Slip in an induction motor is the difference between the speed of the rotating magnetic field (synchronous speed) and the actual speed of the rotor. It is a crucial concept because torque is produced only due to slip; without slip, the motor cannot operate.
The mathematical expression for slip is:
$$ s = \frac{N_s – N_r}{N_s} $$
where:
- $N_s$ = Synchronous speed (RPM)
- $N_r$ = Rotor speed (RPM)
- $s$ = Slip
Table of Contents
🔹 Key Points about Slip
- Slip is expressed as a fraction or percentage:
$$ \text{Slip (\%)} = s \times 100 $$
- The rotor never reaches synchronous speed.
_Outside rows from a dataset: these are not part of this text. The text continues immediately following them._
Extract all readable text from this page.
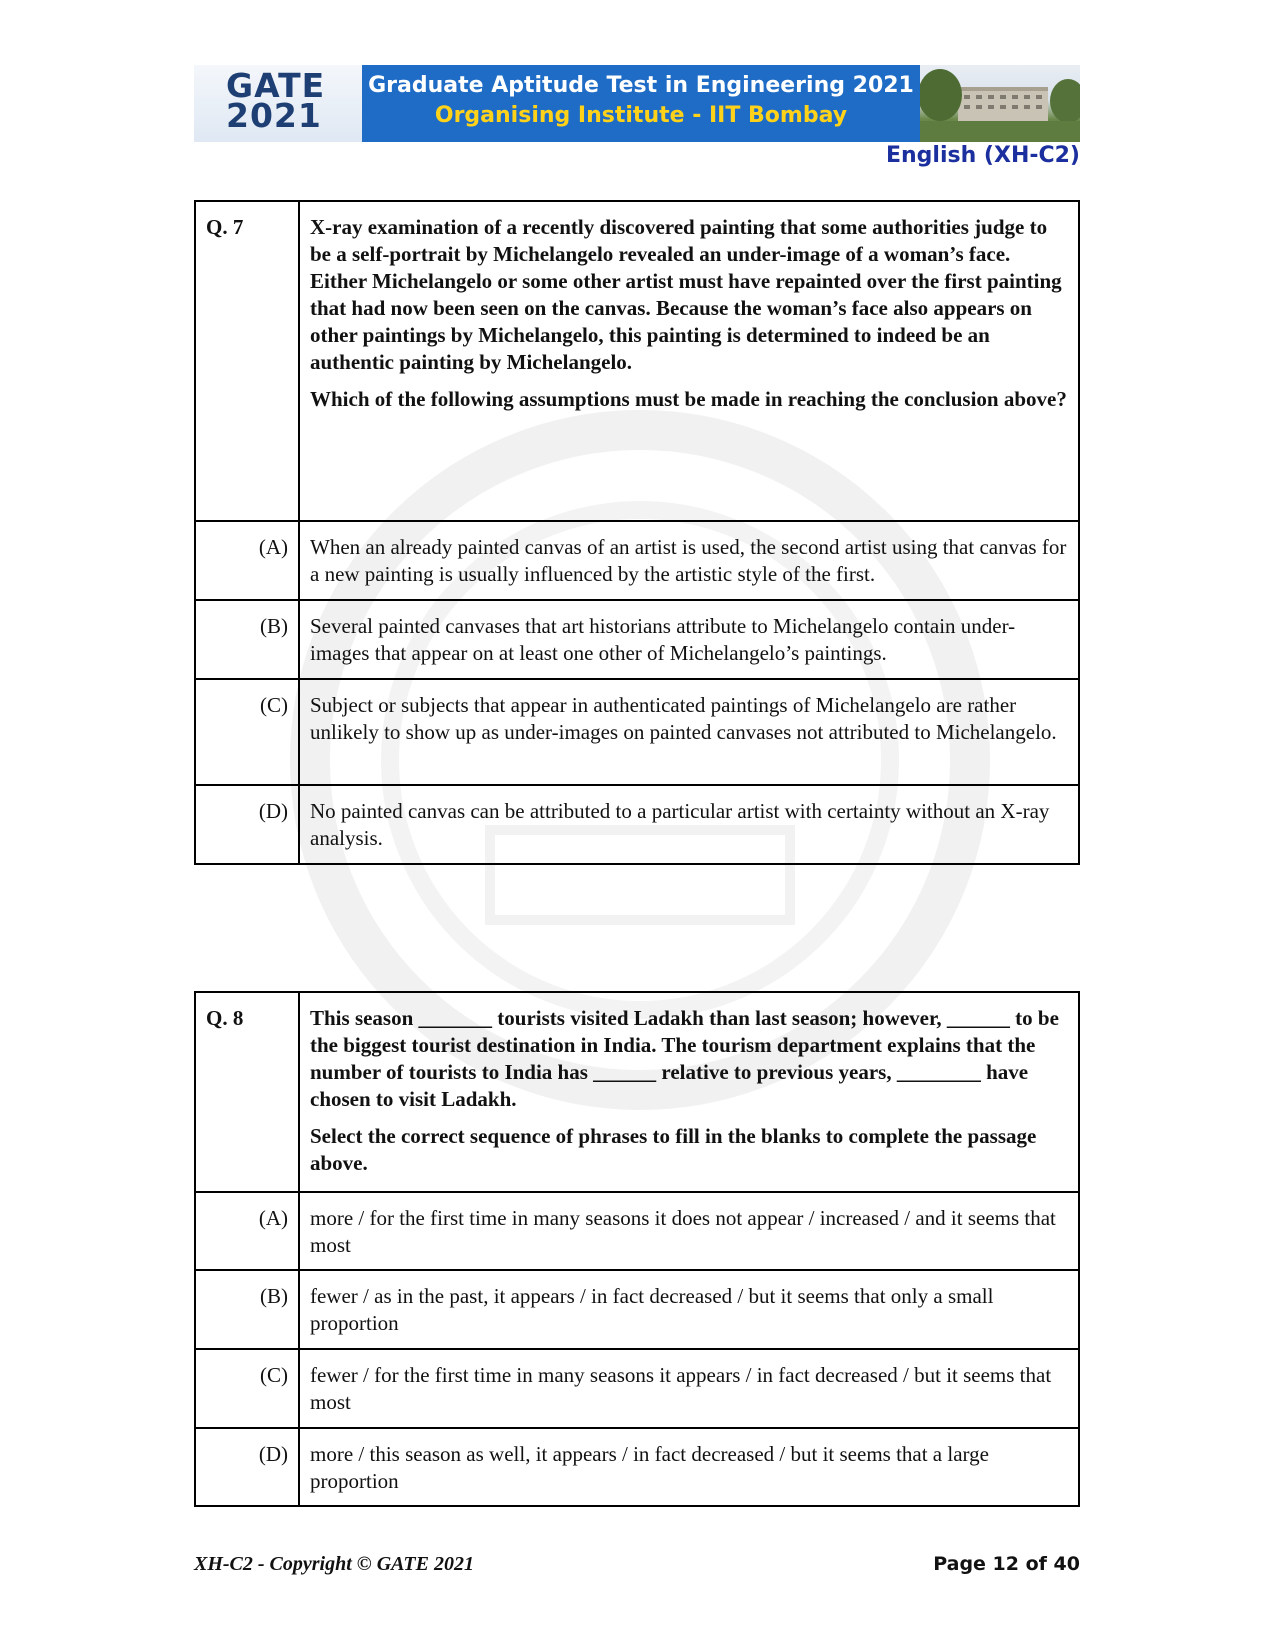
GATE
2021
Graduate Aptitude Test in Engineering 2021
Organising Institute - IIT Bombay
English (XH-C2)
Q. 7	X-ray examination of a recently discovered painting that some authorities judge to be a self-portrait by Michelangelo revealed an under-image of a woman’s face. Either Michelangelo or some other artist must have repainted over the first painting that had now been seen on the canvas. Because the woman’s face also appears on other paintings by Michelangelo, this painting is determined to indeed be an authentic painting by Michelangelo.

Which of the following assumptions must be made in reaching the conclusion above?

(A)	When an already painted canvas of an artist is used, the second artist using that canvas for a new painting is usually influenced by the artistic style of the first.
(B)	Several painted canvases that art historians attribute to Michelangelo contain under-images that appear on at least one other of Michelangelo’s paintings.
(C)	Subject or subjects that appear in authenticated paintings of Michelangelo are rather unlikely to show up as under-images on painted canvases not attributed to Michelangelo.
(D)	No painted canvas can be attributed to a particular artist with certainty without an X-ray analysis.
Q. 8	This season _______ tourists visited Ladakh than last season; however, ______ to be the biggest tourist destination in India. The tourism department explains that the number of tourists to India has ______ relative to previous years, ________ have chosen to visit Ladakh.

Select the correct sequence of phrases to fill in the blanks to complete the passage above.

(A)	more / for the first time in many seasons it does not appear / increased / and it seems that most
(B)	fewer / as in the past, it appears / in fact decreased / but it seems that only a small proportion
(C)	fewer / for the first time in many seasons it appears / in fact decreased / but it seems that most
(D)	more / this season as well, it appears / in fact decreased / but it seems that a large proportion
XH-C2 - Copyright © GATE 2021	Page 12 of 40
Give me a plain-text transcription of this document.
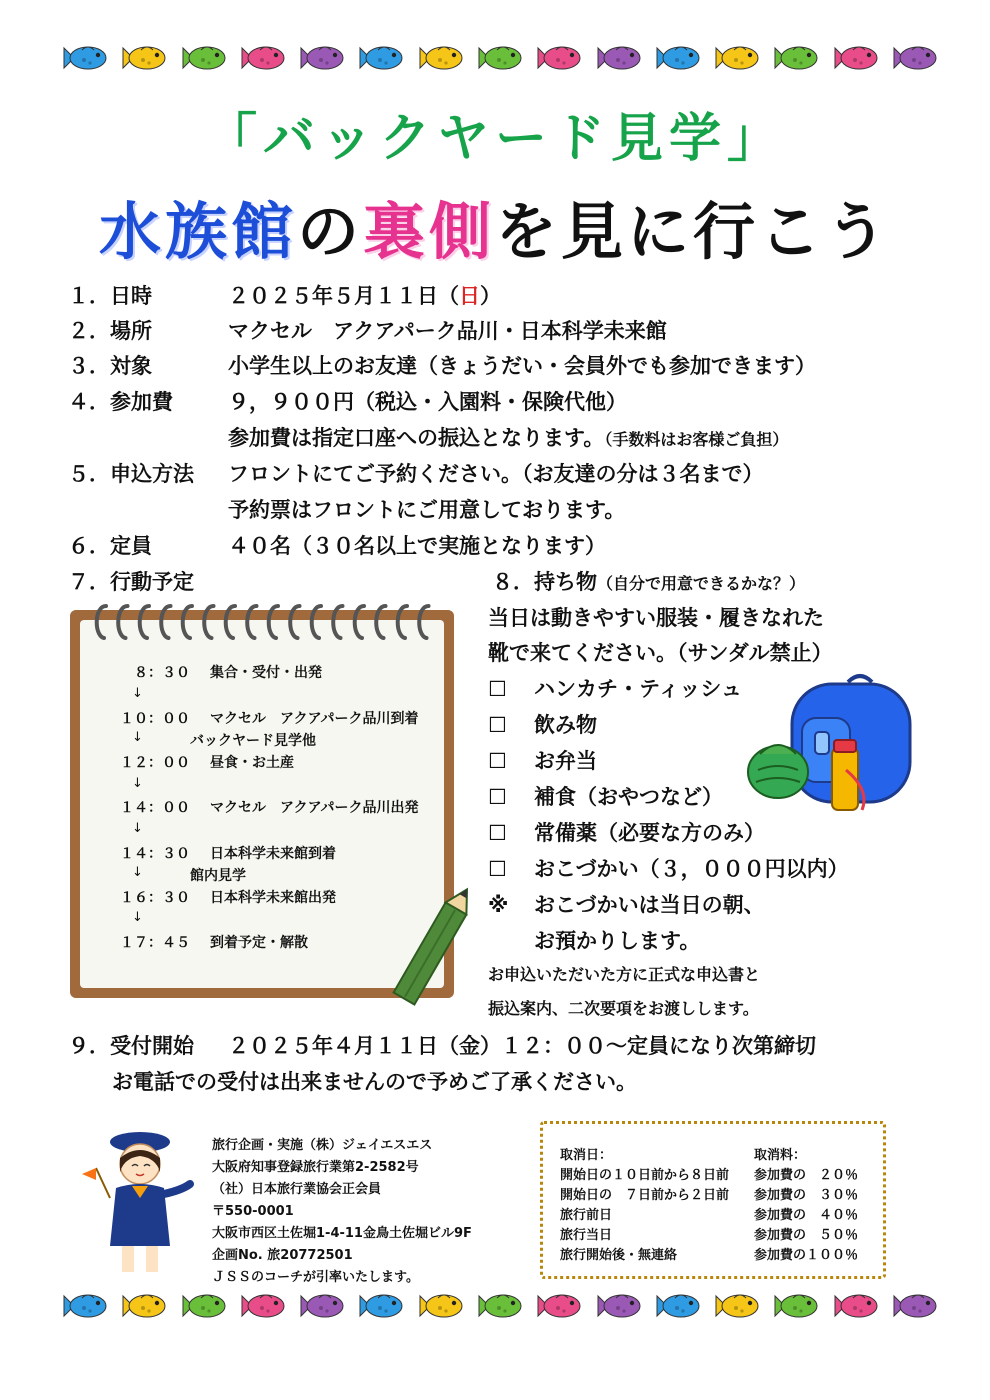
「バックヤード見学」
水族館の裏側を見に行こう
１．日時	２０２５年５月１１日（日）
２．場所	マクセル　アクアパーク品川・日本科学未来館
３．対象	小学生以上のお友達（きょうだい・会員外でも参加できます）
４．参加費	９，９００円（税込・入園料・保険代他）
参加費は指定口座への振込となります。（手数料はお客様ご負担）
５．申込方法 フロントにてご予約ください。（お友達の分は３名まで）
予約票はフロントにご用意しております。
６．定員	４０名（３０名以上で実施となります）
７．行動予定
８：３０ 集合・受付・出発
↓
１０：００ マクセル　アクアパーク品川到着
↓	バックヤード見学他
１２：００ 昼食・お土産
↓
１４：００ マクセル　アクアパーク品川出発
↓
１４：３０ 日本科学未来館到着
↓	館内見学
１６：３０ 日本科学未来館出発
↓
１７：４５ 到着予定・解散
８．持ち物（自分で用意できるかな？）
当日は動きやすい服装・履きなれた
靴で来てください。（サンダル禁止）
☐ ハンカチ・ティッシュ
☐ 飲み物
☐ お弁当
☐ 補食（おやつなど）
☐ 常備薬（必要な方のみ）
☐ おこづかい（３，０００円以内）
※ おこづかいは当日の朝、
お預かりします。
お申込いただいた方に正式な申込書と
振込案内、二次要項をお渡しします。
９．受付開始 ２０２５年４月１１日（金）１２：００～定員になり次第締切
お電話での受付は出来ませんので予めご了承ください。
旅行企画・実施（株）ジェイエスエス
大阪府知事登録旅行業第2-2582号
（社）日本旅行業協会正会員
〒550-0001
大阪市西区土佐堀1-4-11金鳥土佐堀ビル9F
企画No. 旅20772501
ＪＳＳのコーチが引率いたします。
取消日：	取消料：
開始日の１０日前から８日前 参加費の　２０％
開始日の　７日前から２日前 参加費の　３０％
旅行前日	参加費の　４０％
旅行当日	参加費の　５０％
旅行開始後・無連絡	参加費の１００％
- If $N_r = N_s$, then slip = 0:
- No relative motion
- No induced EMF
- No torque is produced
- Slip provides the necessary relative motion between:
- Rotating magnetic field (stator)
- Rotor conductors
🔹 Physical Interpretation
The stator produces a magnetic field rotating at synchronous speed, and the rotor tries to follow it. However, the rotor always lags behind slightly. This lag is called slip.
In simple terms:
- The rotor is continuously trying to catch up with the rotating field
- But it always stays slightly behind, which keeps the motor running
🔹 Typical Values of Slip
- No load: Slip ≈ 0.5% to 1%
- Full load: Slip ≈ 2% to 6%
🔹 Important Conditions
- Slip = 0:
- $N_r = N_s$
- No torque → Motor cannot operate
- Slip = 1:
- Rotor is stationary (starting condition)
- Maximum relative motion
Conclusion: Slip is a small but essential difference in speed that enables electromagnetic induction and torque production in an induction motor.